La mujer se fue sanada en su corazón. Se fue con la mirada de Jesús que le dijo que le importaba, que ella era especial, que su fe era un tesoro. Cuando nos miran así se sanan las heridas del corazón que sangran.

La misericordia de Jesús abraza a la mujer herida. Su herida de desamor, de soledad. La herida dejada por el sufrimiento, sana en esas palabras. El amor de Jesús.

A veces le tenemos miedo a la ternura de Dios. Por eso nos ponemos rígidos. La mujer no esperaba la misericordia. Tenía miedo. Sentía que había actuado a escondidas. No sabía lo que había ocurrido. Se sentía culpable.

Jesús abraza a la mujer. Sana su cuerpo. Sana su alma. Sana su corazón herido. Cesa el flujo de sangre de su cuerpo. Cesa la angustia de doce años de enfermedad, de sufrimiento, de soledad. De intentos fracasados. De médicos con los que había gastado su fortuna.

Atrás queda su pasado herido. El abrazo de Jesús abre un camino nuevo. Un diálogo de pocas palabras. Pero hondo. Lleno de gestos. Lleno de esperanza. Una mujer desesperada toca el manto. 

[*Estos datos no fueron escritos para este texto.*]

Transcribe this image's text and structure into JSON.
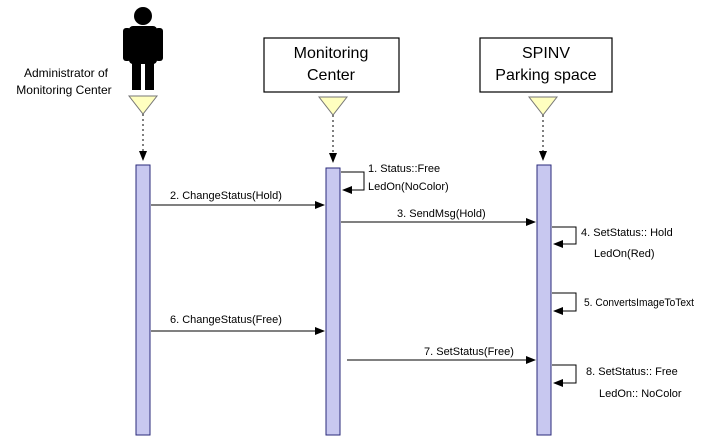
{
  "actor": {
    "label_line1": "Administrator of",
    "label_line2": "Monitoring Center"
  },
  "lifelines": [
    {
      "id": "monitoring",
      "line1": "Monitoring",
      "line2": "Center"
    },
    {
      "id": "spinv",
      "line1": "SPINV",
      "line2": "Parking space"
    }
  ],
  "messages": [
    {
      "n": "1",
      "text_line1": "1. Status::Free",
      "text_line2": "LedOn(NoColor)",
      "from": "monitoring",
      "to": "monitoring"
    },
    {
      "n": "2",
      "text": "2. ChangeStatus(Hold)",
      "from": "admin",
      "to": "monitoring"
    },
    {
      "n": "3",
      "text": "3. SendMsg(Hold)",
      "from": "monitoring",
      "to": "spinv"
    },
    {
      "n": "4",
      "text_line1": "4. SetStatus:: Hold",
      "text_line2": "LedOn(Red)",
      "from": "spinv",
      "to": "spinv"
    },
    {
      "n": "5",
      "text": "5. ConvertsImageToText",
      "from": "spinv",
      "to": "spinv"
    },
    {
      "n": "6",
      "text": "6. ChangeStatus(Free)",
      "from": "admin",
      "to": "monitoring"
    },
    {
      "n": "7",
      "text": "7. SetStatus(Free)",
      "from": "monitoring",
      "to": "spinv"
    },
    {
      "n": "8",
      "text_line1": "8. SetStatus:: Free",
      "text_line2": "LedOn:: NoColor",
      "from": "spinv",
      "to": "spinv"
    }
  ],
  "colors": {
    "activation_fill": "#c8c8f0",
    "activation_stroke": "#2a2a7a",
    "marker_fill": "#ffffc0",
    "actor_fill": "#000000"
  }
}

La niña de doce años estaba más grave que la mujer con flujos de sangre. Ella podía esperar, la niña no. Llega tarde, la niña ha muerto. Había posibilidades minutos antes. Ahora ya es muy tarde. No hay nada que hacer. No hay esperanza. Mejor no seguir molestando a Jesús.

¡Cuánto nos cuesta aceptar que mis planes no son los de Dios! Ni mis caminos, ni mis deseos. A veces no coinciden y nos rebelamos. Jesús se entretiene. Nos duele. Pensamos que es injusto. Vale más la vida de una niña, que la salud de una mujer.

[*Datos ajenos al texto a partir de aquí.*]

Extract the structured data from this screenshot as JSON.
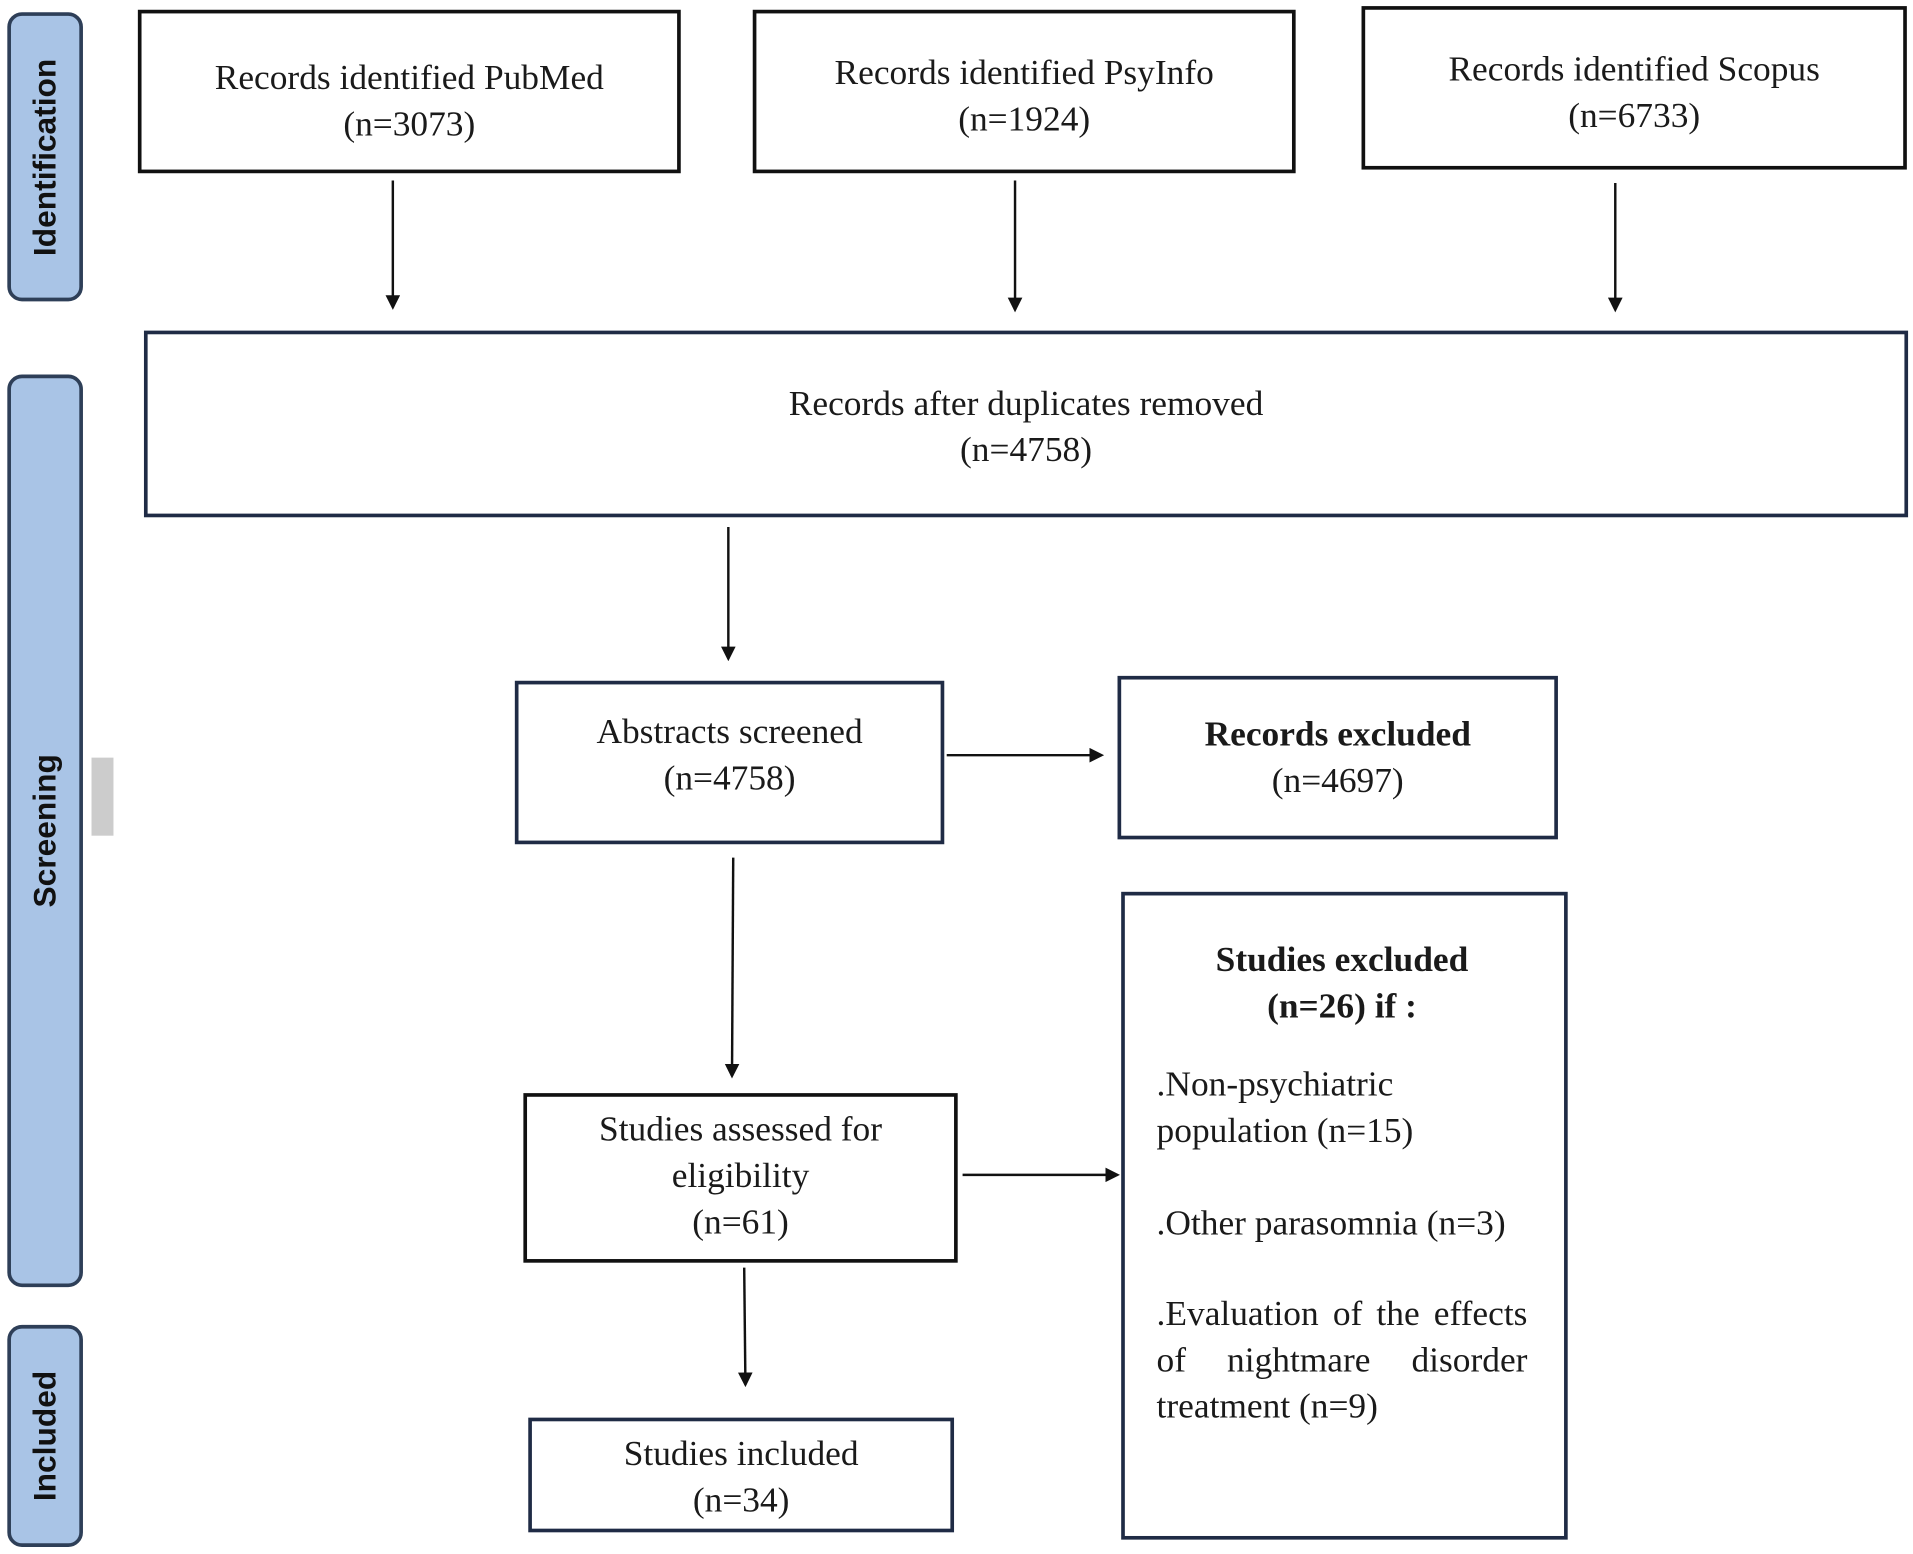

Jesús despierta a la niña dormida: “La cogió de la mano y le dijo: – Talitha qumi. (Que significa: – Contigo hablo, niña, levántate). La niña se puso en pie inmediatamente y echó a andar”. Jesús sana y se admira por la fe de Jairo.

Él ha creído en un plan B. Cree en Jesús, no quiere que se hagan las cosas a su manera. Cree en su persona. Jesús se admira por su fe. Jesús entra en la casa de Jairo, le da la mano a la niña y la levanta. Era necesario tocar. Entrar en esa casa. Creer en lo imposible. Levantar a la niña con sus manos.

La fe de Jairo nos sostiene. Y la de la mujer que toca el manto. La fe de los que ven lo que otros no ven. La fe que va más allá del dolor de la muerte.

Jairo necesitaba que Jesús tocase y abrazase a su hija. Jesús abrazó el miedo y el dolor, levantó a la niña y la devolvió a la vida.

Hoy el evangelio nos habla de tener fe y de tocar y ser tocados. Creer porque toco. Creer porque soy tocado. La fe tiene que ver con tocar y dejarse tocar. Con cercanía. Con el encuentro humano entre el hombre y Cristo.